Here is an excellent solution from Andrei from School No. 205,
Bucharest, Romania.
I divided the solution into two parts: the demonstration of the
congruence of angles, and the demonstration that the three angles
add up to $180^o$.
1. Congruence of angles in a lune
Let $O_1$ and $O_2$ be the centres of two circles, $A$ and $B$
the intersection points and $M$ and $N$ the intersections of the
tangents to these two circles. I observed that triangles
$O_1AO_2$ and $O_1BO_2$ are congruent, because they have a common
side $O_1O_2$, and the other two sides are radii in the two
circles. So, angle $O_1AO_2$ and $O_1BO_2$ are equal to say
$\theta$. A tangent to a circle and the radius to the point of
contact are perpendicular so $\angle MAO_2 = \angle NAO_1 =\angle
MBO_2 = \angle NBO_1 = 90^o$. Hence $\angle O_1AM = \angle O_2AN
=\angle O_1BM =\angle = \angle O_2BAN = \theta - 90^o$. So,
$\angle MAN = \angle MBN$.
2. Let $O_1$, $O_2$ and $O_3$ be the centres of the three circles
respectively, D the point common to all three circles, and
$T_1T_1'$, $T_2T_2'$, $T_3T_3'$ the three tangents. In my figure
the radius and the tangent to circle 1 are in red, to circle 2 in
blue and to circle 3 in green respectively.
From the previous point, I see that angle $\alpha$ has the same
measure with angle $T_2DT_1'$ and to the angle $T_1DT_2'$ (the
last two being vertically opposite angles).
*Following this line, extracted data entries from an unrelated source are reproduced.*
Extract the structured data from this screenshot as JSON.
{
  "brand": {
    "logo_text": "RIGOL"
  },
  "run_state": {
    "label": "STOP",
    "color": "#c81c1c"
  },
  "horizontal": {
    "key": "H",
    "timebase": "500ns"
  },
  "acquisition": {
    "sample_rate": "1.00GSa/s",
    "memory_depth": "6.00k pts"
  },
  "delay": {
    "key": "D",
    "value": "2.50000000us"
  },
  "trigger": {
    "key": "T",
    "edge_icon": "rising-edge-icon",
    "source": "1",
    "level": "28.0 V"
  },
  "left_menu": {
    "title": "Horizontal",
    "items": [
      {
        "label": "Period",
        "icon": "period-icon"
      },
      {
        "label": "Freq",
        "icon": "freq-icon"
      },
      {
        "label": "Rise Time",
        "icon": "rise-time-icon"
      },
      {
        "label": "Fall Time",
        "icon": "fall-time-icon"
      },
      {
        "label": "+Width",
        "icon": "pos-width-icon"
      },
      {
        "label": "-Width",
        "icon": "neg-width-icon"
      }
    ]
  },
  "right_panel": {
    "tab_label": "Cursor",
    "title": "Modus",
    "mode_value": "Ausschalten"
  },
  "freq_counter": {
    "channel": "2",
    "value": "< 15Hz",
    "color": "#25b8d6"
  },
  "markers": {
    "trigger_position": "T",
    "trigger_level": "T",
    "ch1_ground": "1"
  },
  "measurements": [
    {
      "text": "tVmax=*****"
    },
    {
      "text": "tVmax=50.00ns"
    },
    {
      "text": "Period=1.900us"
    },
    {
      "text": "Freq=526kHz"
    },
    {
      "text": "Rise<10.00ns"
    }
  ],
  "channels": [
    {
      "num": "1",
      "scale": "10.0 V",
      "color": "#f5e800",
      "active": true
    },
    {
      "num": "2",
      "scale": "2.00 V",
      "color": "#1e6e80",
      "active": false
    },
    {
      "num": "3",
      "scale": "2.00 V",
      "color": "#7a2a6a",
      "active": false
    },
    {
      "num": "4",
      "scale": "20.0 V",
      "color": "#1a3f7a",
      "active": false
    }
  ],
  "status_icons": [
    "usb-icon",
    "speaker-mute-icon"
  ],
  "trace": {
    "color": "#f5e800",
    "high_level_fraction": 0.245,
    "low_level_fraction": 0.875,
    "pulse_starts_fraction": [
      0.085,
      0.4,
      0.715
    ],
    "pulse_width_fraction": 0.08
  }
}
In the same manner I found: $\beta = \angle T_1'DT_3' =\angle
T_1DT_3$ and $\gamma = \angle T_3DT_2 = \angle T_3'DT2'$. \par
This way, it is easy to see that the three angles add up to
$180^o$: $\alpha + \beta + \gamma = T_2DT_1' + T_1'DT_3' +
T_3'DT_2' = T_2DT_2' = 180^o$. \par For the second case, I follow
exactly the same steps.
I find $\alpha = \angle T_2DT_1'$, $\beta = \angle T_2'DT_3' =
\angle T_2DT_3$ and $\gamma \angle T_3DT_1 = \angle T_3'DT_1'$.
The result is the same, i.e. that in this case the three angles
add up to $180^o$ again.